In short, Billmon is worried about the commodification of blogging and the loss of grassroots passion:
Recently, however, I've watched the commercialization of this culture of dissent with growing unease. When I recently decided to take a long break from blogging, it was for a mix of personal and philosophical reasons. But the direction the blogosphere is going makes me wonder whether I'll ever go back.It figures that I would see this just moments after asking readers whether I should try to turn the past year's blogging into a book.
Even as it collectively achieves celebrity status for its anti-establishment views, blogging is already being domesticated by its success.

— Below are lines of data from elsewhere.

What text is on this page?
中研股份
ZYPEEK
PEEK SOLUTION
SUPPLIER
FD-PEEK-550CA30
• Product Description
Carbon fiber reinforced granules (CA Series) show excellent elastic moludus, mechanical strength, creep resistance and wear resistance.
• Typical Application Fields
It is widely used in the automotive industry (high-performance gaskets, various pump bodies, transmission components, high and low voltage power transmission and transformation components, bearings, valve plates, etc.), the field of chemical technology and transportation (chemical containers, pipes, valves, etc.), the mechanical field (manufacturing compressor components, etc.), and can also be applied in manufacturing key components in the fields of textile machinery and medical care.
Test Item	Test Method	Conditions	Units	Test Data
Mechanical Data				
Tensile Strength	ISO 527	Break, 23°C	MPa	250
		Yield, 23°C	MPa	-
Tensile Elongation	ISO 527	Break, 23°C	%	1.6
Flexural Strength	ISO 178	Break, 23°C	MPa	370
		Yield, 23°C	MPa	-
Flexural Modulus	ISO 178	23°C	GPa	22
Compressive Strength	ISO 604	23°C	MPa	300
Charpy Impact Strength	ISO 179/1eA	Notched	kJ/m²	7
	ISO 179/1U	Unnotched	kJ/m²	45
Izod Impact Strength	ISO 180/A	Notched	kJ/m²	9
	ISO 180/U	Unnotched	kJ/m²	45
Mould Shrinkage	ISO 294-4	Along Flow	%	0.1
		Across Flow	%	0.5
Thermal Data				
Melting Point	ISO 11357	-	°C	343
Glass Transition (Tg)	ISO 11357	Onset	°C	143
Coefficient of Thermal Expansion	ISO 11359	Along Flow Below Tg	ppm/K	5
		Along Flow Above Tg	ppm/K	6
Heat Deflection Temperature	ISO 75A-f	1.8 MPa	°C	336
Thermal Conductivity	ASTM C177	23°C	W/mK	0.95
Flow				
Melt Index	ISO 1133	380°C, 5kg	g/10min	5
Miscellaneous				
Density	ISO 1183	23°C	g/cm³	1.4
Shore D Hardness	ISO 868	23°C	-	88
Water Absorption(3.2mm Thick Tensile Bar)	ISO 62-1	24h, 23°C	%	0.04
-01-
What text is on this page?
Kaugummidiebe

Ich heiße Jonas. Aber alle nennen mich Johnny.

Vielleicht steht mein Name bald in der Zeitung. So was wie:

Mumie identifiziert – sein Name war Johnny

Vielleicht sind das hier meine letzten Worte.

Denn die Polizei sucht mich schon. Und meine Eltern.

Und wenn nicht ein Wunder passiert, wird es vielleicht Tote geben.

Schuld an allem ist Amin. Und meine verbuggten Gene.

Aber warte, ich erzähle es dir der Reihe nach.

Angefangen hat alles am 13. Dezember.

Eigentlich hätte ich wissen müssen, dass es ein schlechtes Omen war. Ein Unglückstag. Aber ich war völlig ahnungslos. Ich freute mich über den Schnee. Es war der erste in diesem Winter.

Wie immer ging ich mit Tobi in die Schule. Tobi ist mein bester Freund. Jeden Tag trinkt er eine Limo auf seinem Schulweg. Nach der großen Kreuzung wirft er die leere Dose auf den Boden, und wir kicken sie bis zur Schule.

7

What began as a spontaneous eruption of populist creativity is on the verge of being absorbed by the media-industrial complex it claims to despise.
In the process, a charmed circle of bloggers — those glib enough and ideologically safe enough to fit within the conventional media punditocracy — is gaining larger audiences and greater influence. But the passion and energy that made blogging such a potent alternative to the corporate-owned media are in danger of being lost, or driven back to the outer fringes of the Internet.
Of course, I'm an academic, so I'm used to the idea that no one reads my publications. So I blog because about 90 internet users are showing up daily to read what I write in this space. My interest in writing a new book is in finding a few additional readers and producing something lasting that can rest on my Dad's bookshelf.
Plus, I promise to try to maintain my passion and do not anticipate turning this blog into a billboard for ads.
Now, would I show up for a book tour appearance on The Daily Show? Hmmm...
Update: The New York Times also had a lengthy piece on blogging today. Skippy isn't happy about being overlooked in these pieces...but is delighted about being the 39th most influential blogger.
By the blogstreet index, this blog is #13045 (out of 141,300). Hey, Mom, I'm in the top 10%!